After a year of silence, the clicks, snaps, and pops of football helmets and pads have returned to the high school fields of Long Beach, thanks to plummeting COVID-19 numbers and swift action on the part of the city’s high school sports administrators. After a 2020 with no football games and months without real practices, Long Beach is just two weeks away from seeing its first football games, on March 12.
“We are ready, we have a great group of athletic directors and they’ve been doing a good job of prepping for this moment,” said Moore League secretary Lisa Ulmer, the Long Beach Unified School District’s point person on high school and middle school sports. Ulmer said her team’s prep work at each stage of the pandemic has prepared them to meet this moment.
“We’ve gotten together with each new change and re-done our schedules, so all of that work has helped us,” she said. “What we planned back in July is still valid now. It’s just now that we have ‘Oh my God, we can play!’”
It was a whirlwind week. Last Friday the California Department of Public Health changed its guidelines to allow outdoor sports to resume once a county’s case rate dropped to 14 per 100,000. It was assumed that would take a week or two, but instead Los Angeles County dropped to 12.3 just four day’s after the CDPH’s guidelines changed, starting a mad sprint to March 12.
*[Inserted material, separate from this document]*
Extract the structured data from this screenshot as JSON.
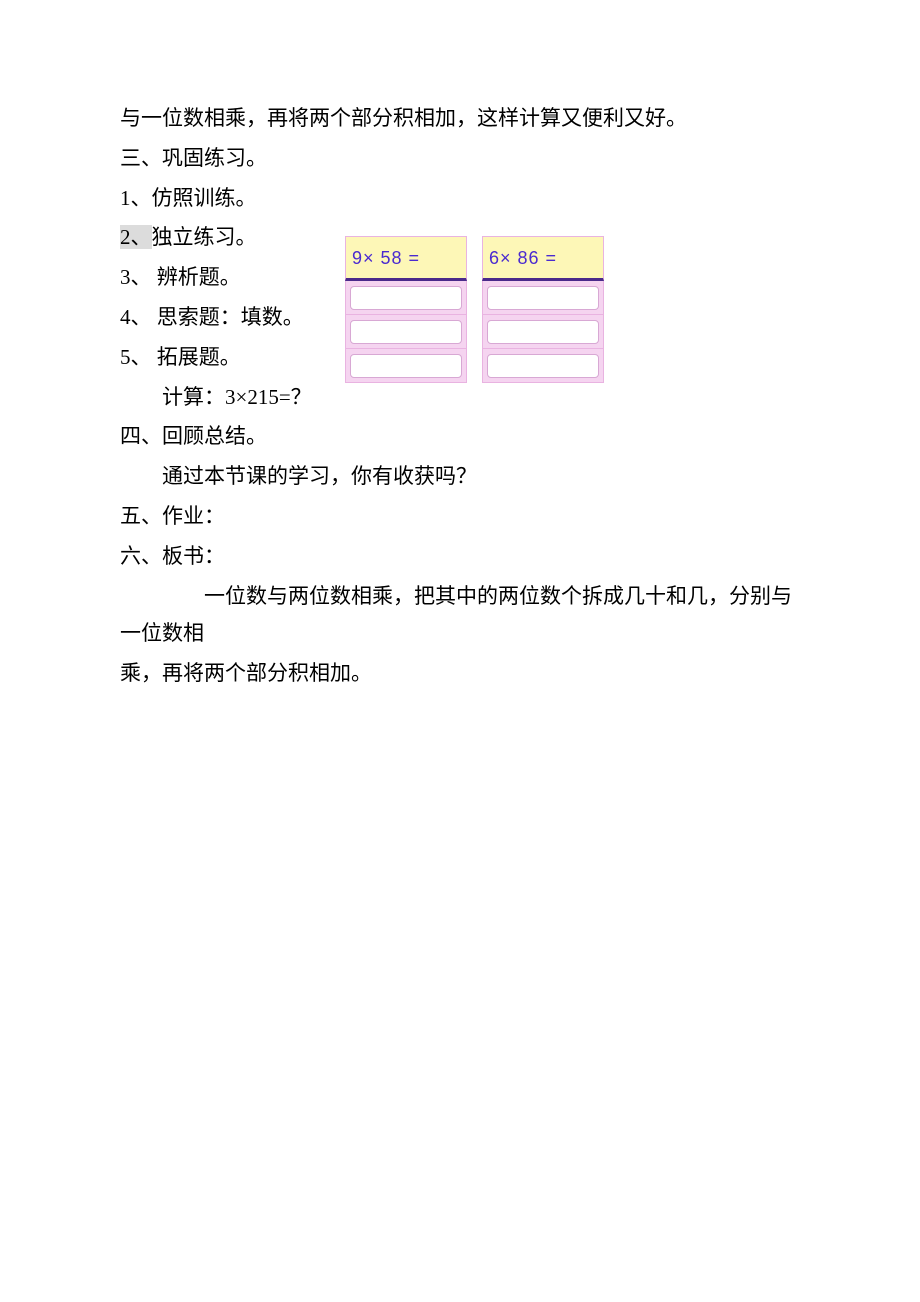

“Helmets were passed out on Tuesday on the first day we were at that case rate, which means teams will have the option to play on the 12th,” said Ulmer. “Not all teams will, we have some teams that will choose to scrimmage or just have another week of practice.”
Three games on 3/12 loom large, though, with Long Beach Poly hosting Serra on its campus field, Millikan facing Los Alamitos, and Lakewood facing St. Anthony. After that first week, the Moore League will place a five-game schedule from March 19 through April 16/17, the last week competition is allowed to occur for football in the 2020-21 school year.
Not every team will be able to play, however, as Cabrillo decided that between a lack of players and other issues getting kids medically cleared to play, the Jaguars will sit this season out.
St. Anthony, a private school not in the Moore League, will join the city’s publics in returning to play.
“We’re looking forward to it, we really are,” said Saints coach Mario Morales. “To get us back on this fun train again to watch athletics and watch high school kids compete and bring our community back together.”
Games in Long Beach will take place Friday and Saturdays and while the general public will not be allowed to come watch, a limited number of players’ parents or close family members will. There were some other hurdles for Ulmer and the city’s athletic directors, including construction occurring at half of the Moore League schools currently planning on playing this season. Lakewood, Compton, and Millikan’s fields are either under construction or not ready yet, with plans put in place long ago to do construction during an offseason that has suddenly become a season.
“Lakewood and Compton cannot have any home games, and Millikan’s lights aren’t ready yet so they can’t play Friday nights, they’ll host games Saturday at noon until they’re ready,” said Ulmer. “Other than that, we’re ready to go–I took the word ‘Draft’ off the Moore League football schedule.”